There are fire doors between the courthouse and law enforcement center and between the old courthouse and annex. Those close automatically during a fire. The ones between the law enforcement center and courthouse are programmed to be closed and locked weekends.
Richardson recommended that the inter-courthouse doors also should be closed and locked weekends.
County Attorney Christopher Strandlie informed the board Tuesday he has chosen not to take advantage of newly passed state legislation that allows county attorneys and their assistants to carry firearms.
Strandlie’s office policy will allow his assistants to carry a weapon with a permit outside the courthouse, but not within it.
Strandlie said, because there is a law enforcement presence in a connecting building, he does not see the need for personnel in his office to carry additional weapons. Also, the sheriff staffs courtrooms with a bailiff and, sometimes, deputies.

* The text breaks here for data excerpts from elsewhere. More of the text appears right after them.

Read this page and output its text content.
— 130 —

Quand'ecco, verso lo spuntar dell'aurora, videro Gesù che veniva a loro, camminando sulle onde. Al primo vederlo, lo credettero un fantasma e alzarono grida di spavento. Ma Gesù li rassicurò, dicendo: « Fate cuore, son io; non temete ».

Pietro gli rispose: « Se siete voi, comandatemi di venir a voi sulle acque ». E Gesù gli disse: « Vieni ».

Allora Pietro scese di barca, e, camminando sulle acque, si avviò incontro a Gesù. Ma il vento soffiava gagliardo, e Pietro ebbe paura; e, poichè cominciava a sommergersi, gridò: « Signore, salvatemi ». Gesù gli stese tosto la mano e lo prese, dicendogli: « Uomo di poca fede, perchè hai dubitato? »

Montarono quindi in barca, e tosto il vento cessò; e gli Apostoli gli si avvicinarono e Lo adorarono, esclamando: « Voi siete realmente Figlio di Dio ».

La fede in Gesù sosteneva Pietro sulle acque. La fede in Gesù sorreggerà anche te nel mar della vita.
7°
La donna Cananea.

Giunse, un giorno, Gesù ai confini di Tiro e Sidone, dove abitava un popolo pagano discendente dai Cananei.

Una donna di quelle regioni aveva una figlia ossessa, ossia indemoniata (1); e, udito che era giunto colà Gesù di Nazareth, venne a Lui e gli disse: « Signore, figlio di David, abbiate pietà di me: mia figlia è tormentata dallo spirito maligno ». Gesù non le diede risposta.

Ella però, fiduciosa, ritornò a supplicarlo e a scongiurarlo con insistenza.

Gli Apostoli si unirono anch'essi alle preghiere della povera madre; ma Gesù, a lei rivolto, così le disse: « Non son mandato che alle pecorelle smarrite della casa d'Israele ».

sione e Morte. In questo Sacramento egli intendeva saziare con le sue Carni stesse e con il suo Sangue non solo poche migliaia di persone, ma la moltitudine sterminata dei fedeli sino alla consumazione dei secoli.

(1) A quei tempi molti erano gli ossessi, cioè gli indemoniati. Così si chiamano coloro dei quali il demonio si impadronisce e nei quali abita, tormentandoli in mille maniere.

When Strandlie has been concerned about a specific individual, he said the sheriff has provided extra deputies to keep his offices and the courtrooms safe.
Richardson informed the board he no longer will need to have a separate room built in the hallway between the courthouse and law enforcement center for court records.
Amy Turnquist, court administrator, explained that Cass is one of nine counties chosen for a pilot project to make court records electronic.
Hennepin and Ramsey Counties have had optional e-filing for civil cases. This worked well enough that e-filing for civil cases will become mandatory there July 1.
In Cass, all new civil and criminal cases will convert to e-filing first, Turnquist said, followed by employees scanning old paper files into the electronic system. When the scanning is complete, the county no longer will need to retain the paper files now taking up a third of one probation office.
Turnquist estimated the complete transition will take about 18 months.
Strandlie estimated the software upgrades his office will need to switch to electronic filing will cost about $17,000.